The lyrics on "WARchild" are not only inspirational and spiritual, but also political. One song talks about Africa being financially raped by the outside world, while "Forced to Sin" talks about his life as a soldier.

And while he was once inspired by American rap, he uses the CD to also criticize some rappers’ glorification of violence, sex and crime, most notably on the song "50 Cent," which urges the multiplatinum rapper to stop promoting songs that might encourage black-on-black crime. The chorus: "Now 50 Cent I ain’t hating on you, still I think it’s my civic duty to warn you, you’re being played brother man, you’re being played by the man."
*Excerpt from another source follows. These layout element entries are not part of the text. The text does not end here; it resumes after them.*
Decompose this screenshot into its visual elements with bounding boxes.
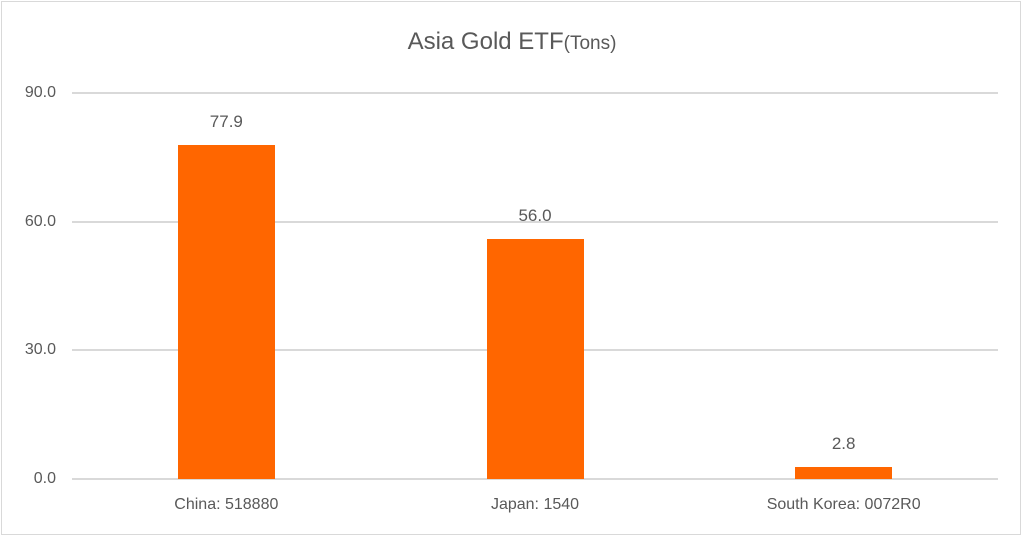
gridline bbox=[72, 478, 998, 480]
chart-title-unit: (Tons) bbox=[563, 33, 617, 54]
data-label: 56.0 bbox=[518, 205, 552, 225]
x-tick-label: South Korea: 0072R0 bbox=[766, 496, 921, 513]
data-label: 2.8 bbox=[831, 433, 856, 453]
x-tick-label: Japan: 1540 bbox=[490, 496, 580, 513]
y-tick-label: 30.0 bbox=[24, 341, 56, 359]
bar[interactable] bbox=[486, 238, 584, 479]
bar[interactable] bbox=[795, 466, 893, 479]
y-tick-label: 90.0 bbox=[24, 84, 56, 101]
y-tick-label: 60.0 bbox=[24, 212, 56, 230]
chart-title-text: Asia Gold ETF bbox=[407, 28, 564, 55]
bar[interactable] bbox=[177, 144, 275, 479]
gridline bbox=[72, 220, 998, 223]
gridline bbox=[72, 92, 998, 94]
x-tick-label: China: 518880 bbox=[174, 496, 279, 513]
chart-title: Asia Gold ETF(Tons) bbox=[0, 28, 1024, 56]
data-label: 77.9 bbox=[209, 111, 243, 131]
y-tick-label: 0.0 bbox=[33, 470, 56, 487]
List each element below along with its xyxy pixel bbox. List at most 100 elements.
"I sometimes ask myself, you say you’re a gangster, you deal drugs, you kill people," Jal says of 50 and other rappers of his ilk. "If you’re a real killer, it’s not fun talking about killing people. It’s hard ... participating in killing someone is hard because human life; it doesn’t matter who you are, there’s no one can say, ’I’m hardcore, I kill people.’ Somehow, someday it will burst in you."

"You can’t be a gangster until you die," adds Jal. "(50) should do something different, and maybe going back to the community because if we don’t do that, if we don’t save this generation then it’s going to be a genocide, especially on black people."

Jal is trying to help those afflicted by the violence with the Gua Africa foundation, designed to aid war survivors rebuild their lives. With Sudan still in turmoil with the violent Darfur conflict, Jal is trying to solve the problem the best way he can: with his musical contributions.

"For any person who struggle in something, (this is) to show that if you are in this world you are here for a reason, and every person has a purpose," he says. "It took me long time to actually say I believe that I survived for a reason."